Dans notre affaire, l’Avis de l’Avocat Général du 10 janvier 2019 rappelait tout d’abord que le droit au déréférencement ne pourait avoir de portée extra-territoriale car sinon cela reviendrait à appliquer le droit de l’Union Européenne au dela de ses limites géographiques. Il faut noter cependant que le droit américain ne s’est pas embarassé d’une application au-delà de sa limite territoriale et l’exemple actuel de l’Iran est patent à cet égard.
L’Avis précise néanmoins que l’extra-territorialité du RGPD pourrait entrainer des mesures de rétorsion (ce qu’il convient de mettre en perspective avec la taxe sur les GAFA qui a suscité de très fortes réactions outre-atlantique). La géopolitique prend donc ici le pas sur le débat qui concerne la protection des libertés.

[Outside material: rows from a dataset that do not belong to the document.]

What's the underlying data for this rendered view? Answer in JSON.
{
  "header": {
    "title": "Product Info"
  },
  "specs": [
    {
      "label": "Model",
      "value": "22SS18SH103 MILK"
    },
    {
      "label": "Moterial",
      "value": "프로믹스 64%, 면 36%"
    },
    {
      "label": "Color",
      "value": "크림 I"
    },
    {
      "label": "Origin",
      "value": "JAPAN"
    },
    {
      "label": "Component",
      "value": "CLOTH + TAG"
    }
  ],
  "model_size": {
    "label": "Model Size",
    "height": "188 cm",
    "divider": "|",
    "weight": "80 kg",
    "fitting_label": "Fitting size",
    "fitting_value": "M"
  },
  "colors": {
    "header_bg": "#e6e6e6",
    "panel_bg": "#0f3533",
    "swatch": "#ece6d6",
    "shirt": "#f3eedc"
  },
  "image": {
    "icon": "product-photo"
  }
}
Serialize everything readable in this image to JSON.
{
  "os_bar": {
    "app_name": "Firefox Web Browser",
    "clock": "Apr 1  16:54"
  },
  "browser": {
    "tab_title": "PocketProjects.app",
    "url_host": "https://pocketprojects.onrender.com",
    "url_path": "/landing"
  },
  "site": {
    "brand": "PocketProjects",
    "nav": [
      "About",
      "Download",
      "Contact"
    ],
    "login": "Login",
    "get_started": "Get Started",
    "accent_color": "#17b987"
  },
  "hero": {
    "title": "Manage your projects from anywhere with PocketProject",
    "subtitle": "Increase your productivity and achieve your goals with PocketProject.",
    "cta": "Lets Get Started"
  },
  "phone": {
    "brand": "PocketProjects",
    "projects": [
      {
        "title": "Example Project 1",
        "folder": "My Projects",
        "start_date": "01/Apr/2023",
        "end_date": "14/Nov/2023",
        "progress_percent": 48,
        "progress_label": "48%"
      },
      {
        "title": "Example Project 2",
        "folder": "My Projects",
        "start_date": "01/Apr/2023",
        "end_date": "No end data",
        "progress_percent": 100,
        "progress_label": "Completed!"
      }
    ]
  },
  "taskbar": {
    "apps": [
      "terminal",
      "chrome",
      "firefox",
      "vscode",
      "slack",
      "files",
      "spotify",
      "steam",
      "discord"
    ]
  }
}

En dernier lieu, il n'est pas exclu que si le droit de l’Union n’impose pas, en l’état actuel, un déréférencement sur l’ensemble des versions du moteur de recherche il ne l’interdit pas . Les autorités des États membres demeurent compétentes pour édicter des règles de portée extra-territoriales, ce qui pourrait notamment être le cas si la CNIL en décidait ainsi concernant les données à caractère sensible. Le même jour, un autre arrêt de la CJUE traitait en effet d’une autre question préjudicielle touchant aux données sensibles (informations d’ordre médicales, orientation sexuelle, etc.).